The Englishwoman’s Domestic Magazine was the first cheap publication of its kind. Sam set essay competitions; commissioned columns and did his best with correspondents to Cupid’s Letter-Bag. Within a few months Isabella had taken over the household hints and cookery columns in the magazine. She added a third on childcare, the arrival of her own first baby did not interrupt the

flow of work. Within a month of her debut she had evolved a characteristic style - brief, blunt and clear, supported by epigrams or proverbs.

An Erudite Cookery Book

Isabella spent three years planning the Book of Household Management from the couple’s home in Pinner, and had it issued in parts along with the Englishwoman’s Domestic Magazine. Apart from some training in German pastry making, which she received at finishing school in Heidelberg, and some subsequent lessons at Barnards the confectioners in Epsom, Isabella had never needed to cook herself. Most of her recipes, though she tested them, came from earlier books. Only one recipe in the book Baroness Pudding, from the Baroness de Teissier of Woodcote Park, has an Epsom link.

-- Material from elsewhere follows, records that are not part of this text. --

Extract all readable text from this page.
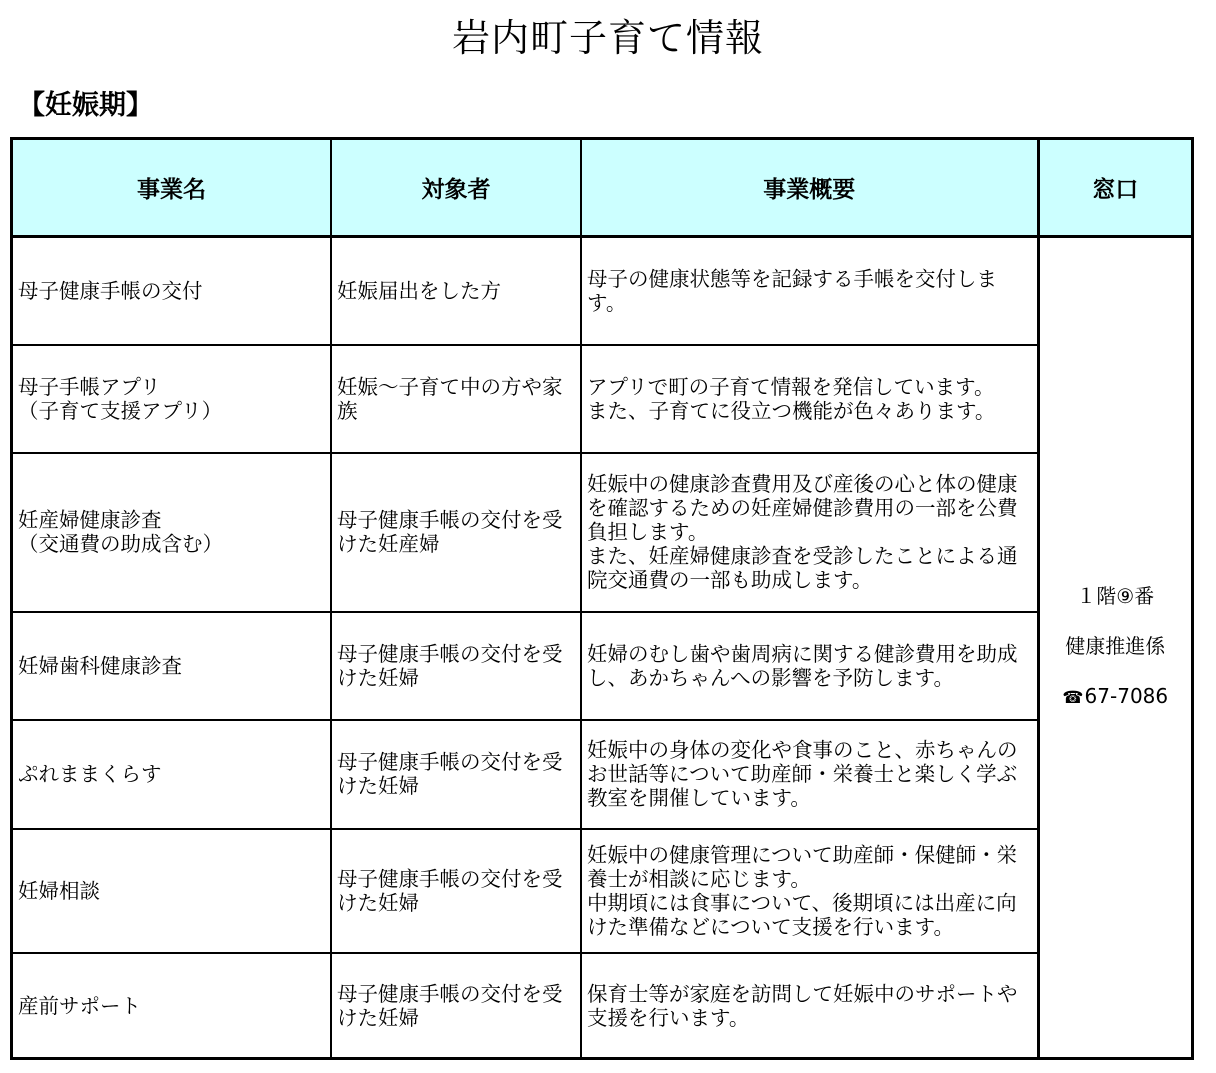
岩内町子育て情報
【妊娠期】
事業名	対象者	事業概要	窓口
母子健康手帳の交付	妊娠届出をした方	母子の健康状態等を記録する手帳を交付します。	１階⑨番

健康推進係

☎67-7086

母子手帳アプリ
（子育て支援アプリ）	妊娠～子育て中の方や家族	アプリで町の子育て情報を発信しています。
また、子育てに役立つ機能が色々あります。	
妊産婦健康診査
（交通費の助成含む）	母子健康手帳の交付を受けた妊産婦	妊娠中の健康診査費用及び産後の心と体の健康を確認するための妊産婦健診費用の一部を公費負担します。
また、妊産婦健康診査を受診したことによる通院交通費の一部も助成します。	
妊婦歯科健康診査	母子健康手帳の交付を受けた妊婦	妊婦のむし歯や歯周病に関する健診費用を助成し、あかちゃんへの影響を予防します。	
ぷれままくらす	母子健康手帳の交付を受けた妊婦	妊娠中の身体の変化や食事のこと、赤ちゃんのお世話等について助産師・栄養士と楽しく学ぶ教室を開催しています。	
妊婦相談	母子健康手帳の交付を受けた妊婦	妊娠中の健康管理について助産師・保健師・栄養士が相談に応じます。
中期頃には食事について、後期頃には出産に向けた準備などについて支援を行います。	
産前サポート	母子健康手帳の交付を受けた妊婦	保育士等が家庭を訪問して妊娠中のサポートや支援を行います。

The Secrets of Organisation

The Book of Household Management was the best organised publication of its kind. There had been other works on the same subject, but none had the same cool efficiency. Isabella had watched her mother cope with 18 children and her father manage 250,000 racegoers, and she knew the secrets of organisation. The success of the book, which remains in print, led to future projects. In 1861 Isabella was called in to edit women’s features for a new magazine entitled The Queen. Three years later she helped plan a girl’s magazine, the Young Englishwoman, and early in 1865 while working on the Dictionary of Cookery she gave birth to her fourth child.